Kadarius Toney touched the ball three times in Super Bowl LVII. He was on the field a total of eight snaps Sunday night against the Philadelphia Eagles. Yet Toney made his indelible mark in the Kansas City Chiefs’ second Super Bowl title in a four-year span.
“It is the biggest game of my life,” Toney said. “It was, for real.”
Toney only touched the ball once prior to the fourth quarter, a 12-yard punt return 10 minutes into the game. He wasn’t even targeted once in the game’s first 47-plus minutes. But Toney ended up playing a massive role in the Chiefs’ 38-35 victory.
The Chiefs had started the comeback after being down 10 at halftime, trailing 27-21 at the start of the fourth quarter. That’s when Patrick Mahomes hit Toney on what was the first of two wicked cuts by Chiefs receivers in the red zone. Against man coverage, Toney started in motion toward the formation, but at the snap he wheeled back the other direction to spring free for a wide-open 5-yard touchdown catch and the first Chiefs lead of the game.
On a night when other players had trouble with their footing, Toney made a vicious cut to spring free from the Eagles’ Darius Slay.

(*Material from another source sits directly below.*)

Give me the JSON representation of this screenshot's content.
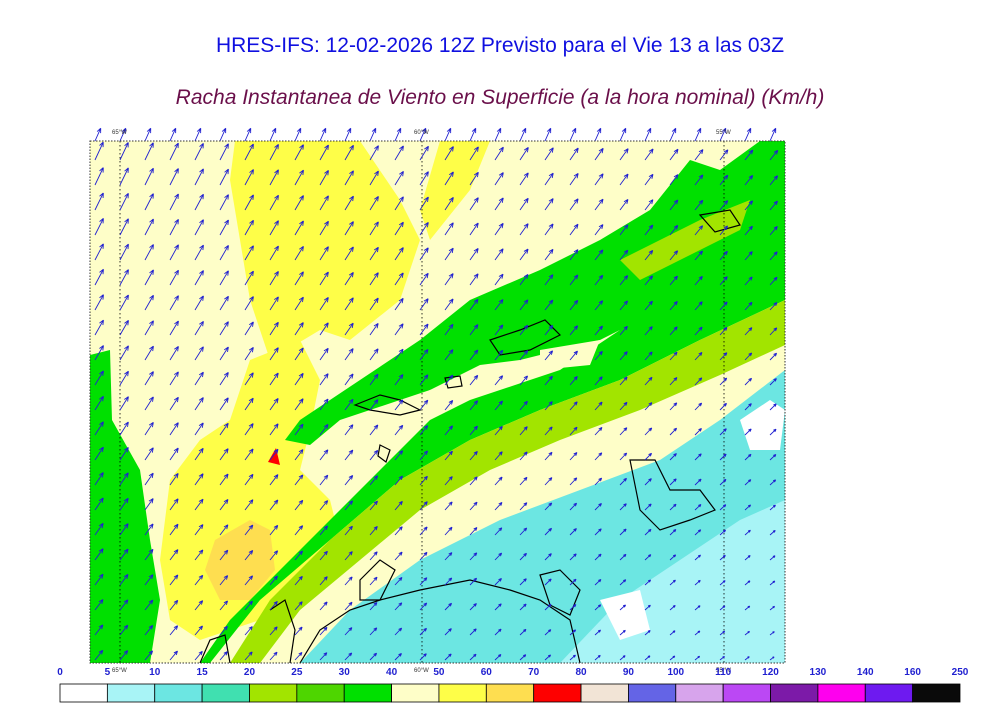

“We saw something a little bit different on tape and we knew that we could take advantage of what they weren’t doing,” Chiefs offensive coordinator Eric Bieniemy said. “And Kadarius just did a hell of a job of finding a way to get himself open.”
But Toney’s biggest impact of the night arguably came on a non-TD. On just the Eagles’ second punt of the game, Toney made a tough grab of Arryn Siposs’ short, spiraling kick at the Kansas City 30-yard line. There wasn’t an Eagles player within 10 yards of him when Toney grabbed it, though, which Toney said made him smell “blood in the water.” He made Zach Pascal miss before sharply reversing across the grain to spring the game-changing return.

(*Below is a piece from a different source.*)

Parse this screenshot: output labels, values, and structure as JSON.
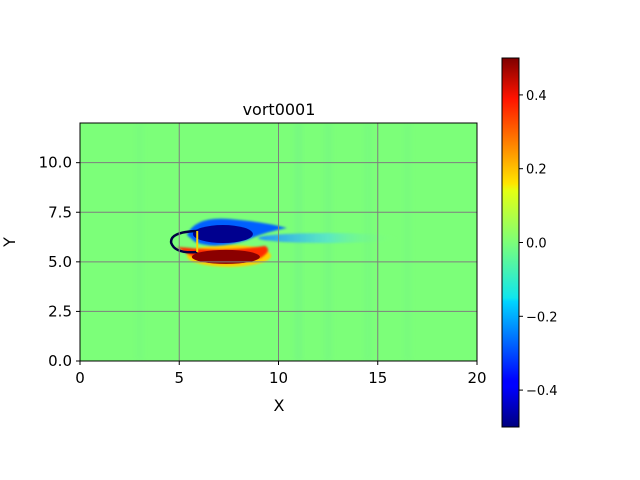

“I saw (an) opportunity,” Toney said. “In that situation, I made the right return and the right decision.”
Toney raced down the right sideline, and the Chiefs had a perfect wall set up. After Siposs missed another tackle attempt, Toney twisted his way down to the Philadelphia 5-yard line. The 65-yard punt return was the longest in Super Bowl history, topping Jordan Norwood’s 61-yarder in Super Bowl 50.
“I saw a lot of white jerseys in front of me,” Toney said. “At that moment, I was really excited to get the ball.”
The momentum was fully on the Chiefs’ side now. Two plays later, Skyy Moore — running the same route Toney had earlier, except on the opposite side — also walked in for a score, putting the Chiefs up by eight points.
Not long ago, this felt improbable. Toney was a first-round pick who was withering on the vine with the New York Giants, who seemingly didn’t know what to do with him. He was traded to the Chiefs, who were coming off their biggest win of the season at the time against the 49ers but still needed some extra juice for the offense and return game with Tyreek Hill shipped out in the offseason.
Toney didn’t have a massive offensive role with the Chiefs but flashed his game-breaking ability with a three-TD game (two receiving, one rushing) in the regular-season win over the Jaguars. In the playoff rematch against Jacksonville, Toney had 50 yards of offense and 23 punt-return yards before suffering an ankle injury the next week in the AFC Championship Game against the Bengals.
That put his Super Bowl availability in doubt. But Toney was cleared prior to the game and made the most of his limited opportunities, averaging 27.3 yards on his three touches. It was his fourth touchdown in 10 games with the Chiefs after being held out of the end zone in his 12-game Giants career.
“At the end of the day, I know what I can do with the ball in my hands,” he said. “Not a surprise.”